The premise of the game is that you are what's called a Master - an immortal being of incredible power and influence, who inhabits the Astral Plane. Once, all lands were connected to each other as a single planet, but a great cataclysm split it into pieces, and now those pieces drift about as Shards within the Astral Plane. As a Master, you compete with other Masters who inhabit "the Astral" to assemble the Shards of the broken world into a new whole - but as each Master represents a different ideology or has the interests of certain races of mortals in mind, they are constantly in competition with each other; thus the world is continually reformed and broken once again.

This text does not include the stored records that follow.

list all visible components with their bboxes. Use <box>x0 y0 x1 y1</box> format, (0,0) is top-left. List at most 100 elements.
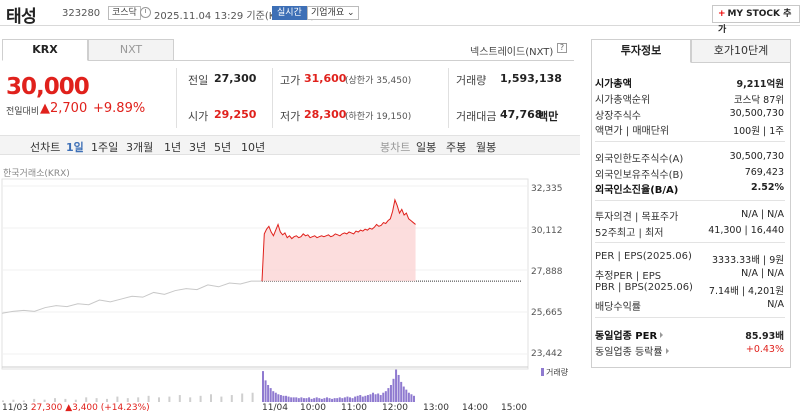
volume-bar <box>106 398 108 402</box>
tab-investment-info[interactable]: 투자정보 <box>591 39 691 63</box>
candle-weekly[interactable]: 주봉 <box>446 141 467 154</box>
period-10y[interactable]: 10년 <box>241 141 266 154</box>
divider <box>595 200 785 201</box>
help-icon[interactable]: ? <box>557 43 567 53</box>
volume-bar <box>354 396 357 402</box>
volume-bar <box>262 371 264 402</box>
volume-bar <box>251 392 254 402</box>
tab-nxt[interactable]: NXT <box>88 39 174 61</box>
volume-bar <box>389 385 392 402</box>
company-overview-button[interactable]: 기업개요 ⌄ <box>307 6 359 20</box>
low-label: 저가 <box>280 110 301 123</box>
volume-bar <box>402 386 405 402</box>
volume-bar <box>333 398 336 402</box>
volume-bar <box>210 394 212 402</box>
volume-bar <box>387 388 390 402</box>
volume-bar <box>272 391 275 402</box>
add-my-stock-button[interactable]: + MY STOCK 추가 <box>712 5 800 35</box>
divider <box>595 242 785 243</box>
volume-bar <box>2 400 4 402</box>
volume-bar <box>12 399 15 402</box>
candle-daily[interactable]: 일봉 <box>416 141 437 154</box>
volume-bar <box>308 397 311 402</box>
volume-value: 1,593,138 <box>500 72 562 85</box>
volume-legend-label: 거래량 <box>546 368 569 377</box>
sector-rate-label[interactable]: 동일업종 등락률 <box>595 343 669 358</box>
volume-bar <box>290 397 293 402</box>
volume-bar <box>274 392 277 402</box>
volume-bar <box>287 396 290 402</box>
volume-bar <box>331 398 334 402</box>
prev-day-summary: 11/03 27,300 ▲3,400 (+14.23%) <box>2 403 150 413</box>
volume-bar <box>392 378 395 402</box>
est-per-value: N/A | N/A <box>741 268 784 279</box>
candle-monthly[interactable]: 월봉 <box>476 141 497 154</box>
volume-bar <box>364 395 367 402</box>
sector-rate-text: 동일업종 등락률 <box>595 347 663 358</box>
divider <box>448 68 449 128</box>
volume-bar <box>369 394 372 402</box>
clock-icon <box>140 7 151 18</box>
x-tick: 11/04 <box>262 403 288 413</box>
volume-bar <box>315 397 318 402</box>
add-my-stock-label: MY STOCK 추가 <box>718 9 792 35</box>
intraday-price-chart[interactable] <box>0 178 530 404</box>
volume-bar <box>328 398 331 402</box>
sector-per-text: 동일업종 PER <box>595 331 658 342</box>
nextrade-label: 넥스트레이드(NXT) <box>470 47 554 58</box>
divider <box>595 317 785 318</box>
upper-limit: (상한가 35,450) <box>345 76 412 86</box>
volume-bar <box>366 395 369 402</box>
change-amount: ▲2,700 <box>40 101 88 116</box>
y-tick: 23,442 <box>531 349 563 359</box>
plus-icon: + <box>718 9 726 19</box>
period-3y[interactable]: 3년 <box>189 141 207 154</box>
low-value: 28,300 <box>304 108 347 121</box>
volume-bar <box>361 396 364 402</box>
high-label: 고가 <box>280 74 301 87</box>
volume-bar <box>279 395 282 402</box>
realtime-button[interactable]: 실시간 <box>272 6 307 20</box>
tab-order-book[interactable]: 호가10단계 <box>691 39 791 63</box>
divider <box>272 68 273 128</box>
sector-rate-value: +0.43% <box>745 344 784 355</box>
volume-bar <box>126 398 129 402</box>
today-area <box>262 199 416 282</box>
high-value: 31,600 <box>304 72 347 85</box>
foreign-limit-value: 30,500,730 <box>729 151 784 162</box>
today-price-line <box>261 198 416 282</box>
volume-bar <box>178 395 181 402</box>
volume-bar <box>346 396 349 402</box>
volume-bar <box>382 392 385 402</box>
volume-bar <box>336 398 339 402</box>
trade-value-unit: 백만 <box>538 110 559 123</box>
volume-bar <box>351 398 354 402</box>
volume-bar <box>343 397 346 402</box>
y-tick: 27,888 <box>531 267 563 277</box>
volume-bar <box>349 397 352 402</box>
period-3m[interactable]: 3개월 <box>126 141 154 154</box>
volume-bar <box>147 395 150 402</box>
sector-per-label[interactable]: 동일업종 PER <box>595 327 664 342</box>
x-tick: 15:00 <box>501 403 527 413</box>
shares-label: 상장주식수 <box>595 111 641 122</box>
tab-krx[interactable]: KRX <box>2 39 88 61</box>
per-label: PER | EPS(2025.06) <box>595 251 692 262</box>
volume-bar <box>395 369 398 402</box>
dividend-label: 배당수익률 <box>595 302 641 313</box>
rank-label: 시가총액순위 <box>595 95 651 106</box>
est-per-label: 추정PER | EPS <box>595 271 662 282</box>
prev-date: 11/03 <box>2 403 28 413</box>
period-1w[interactable]: 1주일 <box>91 141 119 154</box>
period-5y[interactable]: 5년 <box>214 141 232 154</box>
volume-bar <box>356 395 359 402</box>
volume-bar <box>410 394 413 402</box>
volume-bar <box>313 398 316 402</box>
period-1y[interactable]: 1년 <box>164 141 182 154</box>
volume-bar <box>412 395 415 402</box>
volume-bar <box>325 397 328 402</box>
period-1d[interactable]: 1일 <box>66 141 84 154</box>
volume-bar <box>116 396 119 402</box>
trade-value: 47,768 <box>500 108 543 121</box>
volume-bar <box>305 398 308 402</box>
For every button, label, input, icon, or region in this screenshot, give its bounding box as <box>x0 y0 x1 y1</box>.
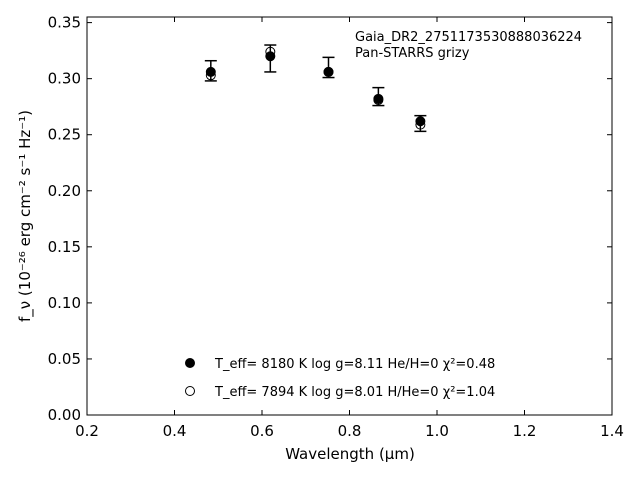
x-tick-label: 0.6 <box>250 422 274 440</box>
data-marks <box>204 44 427 133</box>
legend-entry-1: T_eff= 8180 K log g=8.11 He/H=0 χ²=0.48 <box>214 357 495 372</box>
y-axis-label: f_ν (10⁻²⁶ erg cm⁻² s⁻¹ Hz⁻¹) <box>16 110 35 322</box>
x-tick-label: 1.4 <box>600 422 624 440</box>
x-tick-label: 1.0 <box>425 422 449 440</box>
model-point-filled <box>265 51 276 62</box>
annotation-source: Gaia_DR2_2751173530888036224 <box>355 30 582 45</box>
y-tick-label: 0.20 <box>48 182 81 200</box>
y-tick-label: 0.25 <box>48 126 81 144</box>
y-axis-ticks: 0.00 0.05 0.10 0.15 0.20 0.25 0.30 0.35 <box>48 14 612 424</box>
y-tick-label: 0.35 <box>48 14 81 32</box>
y-tick-label: 0.30 <box>48 70 81 88</box>
legend-marker-filled <box>185 358 195 368</box>
annotation-filters: Pan-STARRS grizy <box>355 46 470 61</box>
y-tick-label: 0.15 <box>48 238 81 256</box>
model-point-filled <box>373 93 384 104</box>
y-tick-label: 0.00 <box>48 406 81 424</box>
x-tick-label: 0.4 <box>163 422 187 440</box>
y-tick-label: 0.05 <box>48 350 81 368</box>
x-tick-label: 1.2 <box>513 422 537 440</box>
x-tick-label: 0.2 <box>75 422 99 440</box>
legend: T_eff= 8180 K log g=8.11 He/H=0 χ²=0.48 … <box>185 357 495 400</box>
model-point-filled <box>415 116 426 127</box>
legend-entry-2: T_eff= 7894 K log g=8.01 H/He=0 χ²=1.04 <box>214 385 495 400</box>
legend-marker-open <box>185 386 195 396</box>
x-axis-label: Wavelength (μm) <box>285 445 415 463</box>
x-tick-label: 0.8 <box>338 422 362 440</box>
model-point-filled <box>323 66 334 77</box>
model-point-filled <box>205 66 216 77</box>
y-tick-label: 0.10 <box>48 294 81 312</box>
plot-frame <box>86 16 613 416</box>
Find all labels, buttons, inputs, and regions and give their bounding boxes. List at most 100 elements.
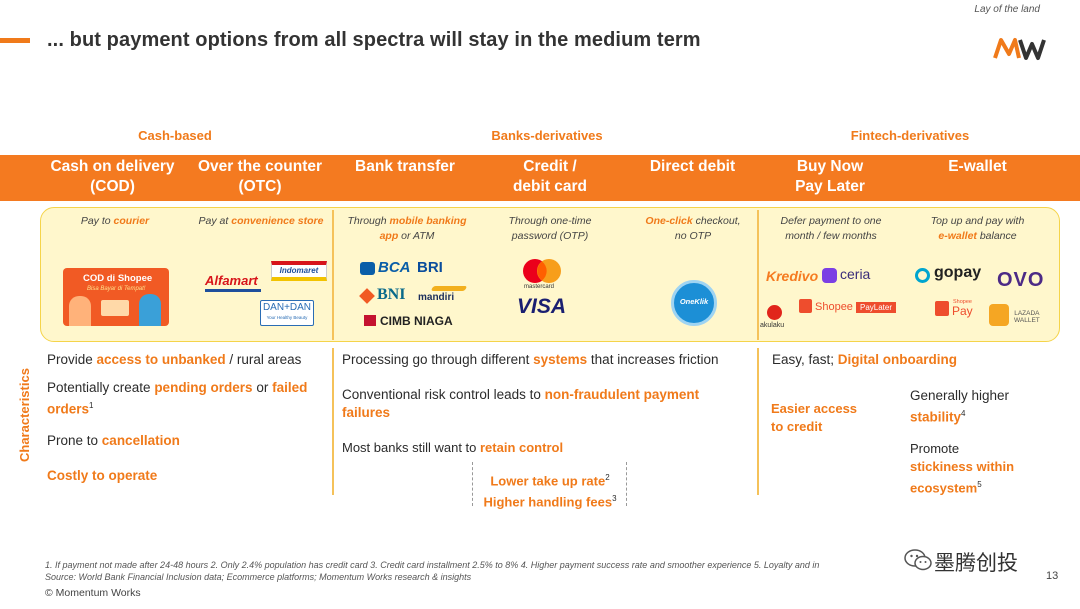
section-tag: Lay of the land <box>974 4 1040 15</box>
bni-logo: BNI <box>377 286 406 303</box>
shopee-paylater-badge: PayLater <box>856 302 897 313</box>
cod-banner-title: COD di Shopee <box>83 273 153 284</box>
method-cod: Cash on delivery (COD) <box>45 157 180 197</box>
ceria-logo: ceria <box>840 266 871 282</box>
footnotes: 1. If payment not made after 24-48 hours… <box>45 560 820 570</box>
fintech-char-2-line2: to credit <box>771 419 823 434</box>
header-accent-bar <box>0 38 30 43</box>
desc-wallet-line1: Top up and pay with <box>930 215 1025 227</box>
desc-debit-highlight: One-click <box>645 215 693 227</box>
lazada-wallet-icon <box>989 304 1009 326</box>
desc-wallet: Top up and pay with e-wallet balance <box>915 214 1040 244</box>
desc-bnpl: Defer payment to one month / few months <box>766 214 896 244</box>
desc-wallet-highlight: e-wallet <box>938 230 977 242</box>
cimb-niaga-logo: CIMB NIAGA <box>380 314 453 328</box>
fintech-char-4-highlight: stickiness within <box>910 459 1015 474</box>
card-note-take-up: Lower take up rate <box>490 473 606 489</box>
customer-figure-icon <box>139 294 161 326</box>
page-number: 13 <box>1046 570 1059 582</box>
desc-otc-text: Pay at <box>198 215 232 227</box>
fintech-char-3-highlight: stability <box>910 409 962 425</box>
method-bnpl-line2: Pay Later <box>795 178 865 195</box>
fintech-char-2: Easier access to credit <box>771 400 857 436</box>
desc-cod-text: Pay to <box>80 215 114 227</box>
fintech-char-1-text: Easy, fast; <box>772 352 838 367</box>
cod-shopee-banner: COD di Shopee Bisa Bayar di Tempat! <box>63 268 169 326</box>
desc-wallet-text: balance <box>976 230 1017 242</box>
cash-char-1-highlight: access to unbanked <box>96 352 226 367</box>
shopee-paylater-shopee: Shopee <box>815 301 853 313</box>
bank-char-3-highlight: retain control <box>480 440 564 455</box>
cash-char-4: Costly to operate <box>47 468 158 483</box>
shopee-bag-icon <box>799 299 812 313</box>
wechat-icon <box>904 549 932 571</box>
desc-card-line2: password (OTP) <box>511 230 589 242</box>
fintech-char-2-line1: Easier access <box>771 401 858 416</box>
cash-char-3-highlight: cancellation <box>101 433 180 448</box>
bca-icon <box>360 262 375 275</box>
akulaku-logo: akulaku <box>760 322 785 329</box>
card-notes-left-divider <box>472 462 473 506</box>
cash-char-3: Prone to cancellation <box>47 432 180 450</box>
cash-char-2-highlight3: orders <box>47 401 90 417</box>
cimb-icon <box>364 315 376 326</box>
alfamart-logo: Alfamart <box>205 273 258 288</box>
cash-char-2-highlight: pending orders <box>154 380 253 395</box>
copyright: © Momentum Works <box>45 587 141 599</box>
mastercard-icon <box>523 259 561 283</box>
bank-char-2: Conventional risk control leads to non-f… <box>342 386 752 422</box>
lazada-text: LAZADA <box>1014 310 1040 317</box>
bank-char-3: Most banks still want to retain control <box>342 439 563 457</box>
shopeepay-bag-icon <box>935 301 949 316</box>
dandan-tagline: Your Healthy Beauty <box>266 315 308 320</box>
courier-figure-icon <box>69 296 91 326</box>
category-cash-based: Cash-based <box>138 128 212 143</box>
lazada-wallet-logo: LAZADA WALLET <box>1014 310 1040 324</box>
desc-bank-highlight: mobile banking app <box>379 215 467 242</box>
divider-lower-bank-fintech <box>757 348 759 495</box>
fintech-char-3-footnote: 4 <box>961 409 966 418</box>
dandan-logo: DAN+DAN Your Healthy Beauty <box>260 300 314 326</box>
bri-logo: BRI <box>417 259 443 276</box>
method-card-line1: Credit / <box>523 158 577 175</box>
desc-otc: Pay at convenience store <box>190 214 332 229</box>
lazada-wallet-text: WALLET <box>1014 317 1040 324</box>
method-cod-line1: Cash on delivery <box>50 158 175 175</box>
page-title: ... but payment options from all spectra… <box>47 29 701 51</box>
method-card-line2: debit card <box>512 178 588 195</box>
card-note-fees: Higher handling fees <box>483 494 613 510</box>
desc-debit: One-click checkout, no OTP <box>634 214 752 244</box>
method-otc-line1: Over the counter <box>197 158 323 175</box>
fintech-char-1: Easy, fast; Digital onboarding <box>772 351 957 369</box>
ovo-logo: OVO <box>997 269 1045 291</box>
cash-char-2-highlight2: failed <box>272 380 308 395</box>
mandiri-swoosh-icon <box>430 286 468 291</box>
cash-char-2-text2: or <box>252 380 273 395</box>
ceria-icon <box>822 268 837 283</box>
watermark: 墨腾创投 <box>934 552 1018 575</box>
method-debit-line1: Direct debit <box>649 158 736 175</box>
cod-banner-subtitle: Bisa Bayar di Tempat! <box>87 286 146 292</box>
divider-cash-bank <box>332 210 334 340</box>
method-ewallet: E-wallet <box>920 157 1035 177</box>
mastercard-label: mastercard <box>524 284 555 290</box>
category-banks-derivatives: Banks-derivatives <box>491 128 603 143</box>
fintech-char-3: Generally higher stability4 <box>910 387 1009 427</box>
visa-logo: VISA <box>517 295 567 318</box>
cash-char-1-text: Provide <box>47 352 97 367</box>
cash-char-2-text: Potentially create <box>47 380 155 395</box>
desc-bank-text: Through <box>347 215 390 227</box>
gopay-logo: gopay <box>934 264 982 281</box>
cash-char-3-text: Prone to <box>47 433 102 448</box>
fintech-char-4-footnote: 5 <box>977 480 982 489</box>
card-notes-right-divider <box>626 462 627 506</box>
desc-bnpl-line2: month / few months <box>785 230 877 242</box>
card-note-take-up-footnote: 2 <box>605 473 610 482</box>
method-card: Credit / debit card <box>490 157 610 197</box>
desc-card-line1: Through one-time <box>508 215 592 227</box>
desc-card: Through one-time password (OTP) <box>490 214 610 244</box>
fintech-char-4-highlight2: ecosystem <box>910 480 978 496</box>
source-note: Source: World Bank Financial Inclusion d… <box>45 572 472 582</box>
method-ewallet-line1: E-wallet <box>948 158 1007 175</box>
fintech-char-1-highlight: Digital onboarding <box>837 352 958 367</box>
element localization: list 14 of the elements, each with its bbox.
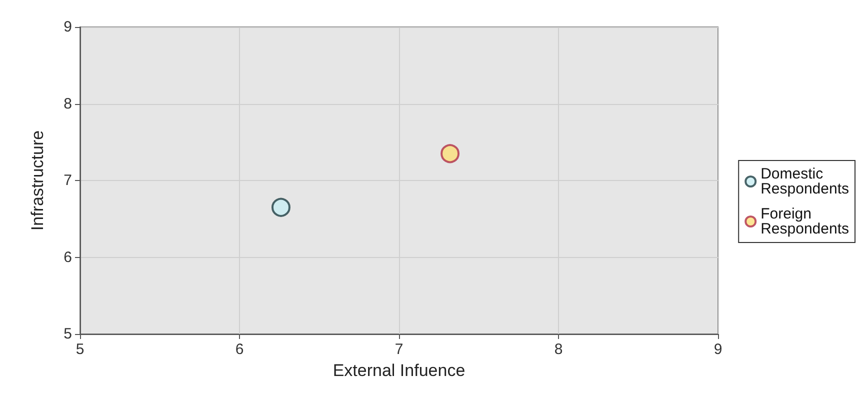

Eador: MotBW shares almost everything in common with its precursor, including all its story, units, races, and the vast majority of its game balance too, so if you've played Genesis then this will be nothing new. Even so, the game's story and writing, even though translated from the original Russian, are actually very interesting and well-told, riding a fine line between humor and intrigue very effectively. This is a rare thing to see in a strategy game, but it keeps you motivated to return to the game and pick up the next piece of the puzzle, or get some more background information on a new Master, or other snippet of lore.
One of Eador's most interesting ideas is how your low-level actions influence the greater events and story of the game; this is accomplished with its karma system. Most actions you take while fighting other Masters for control of a Shard will steer you towards chaos or order - rely on summoning undead or hiring thieves to do your dirty work, and you will push yourself in a more chaotic direction, while the opposite is true if you help your citizens peacefully and rely on lawful units like priests and knights. Your karma will influence which Masters become your allies and enemies, which also eventually leads to multiple endings to the campaign.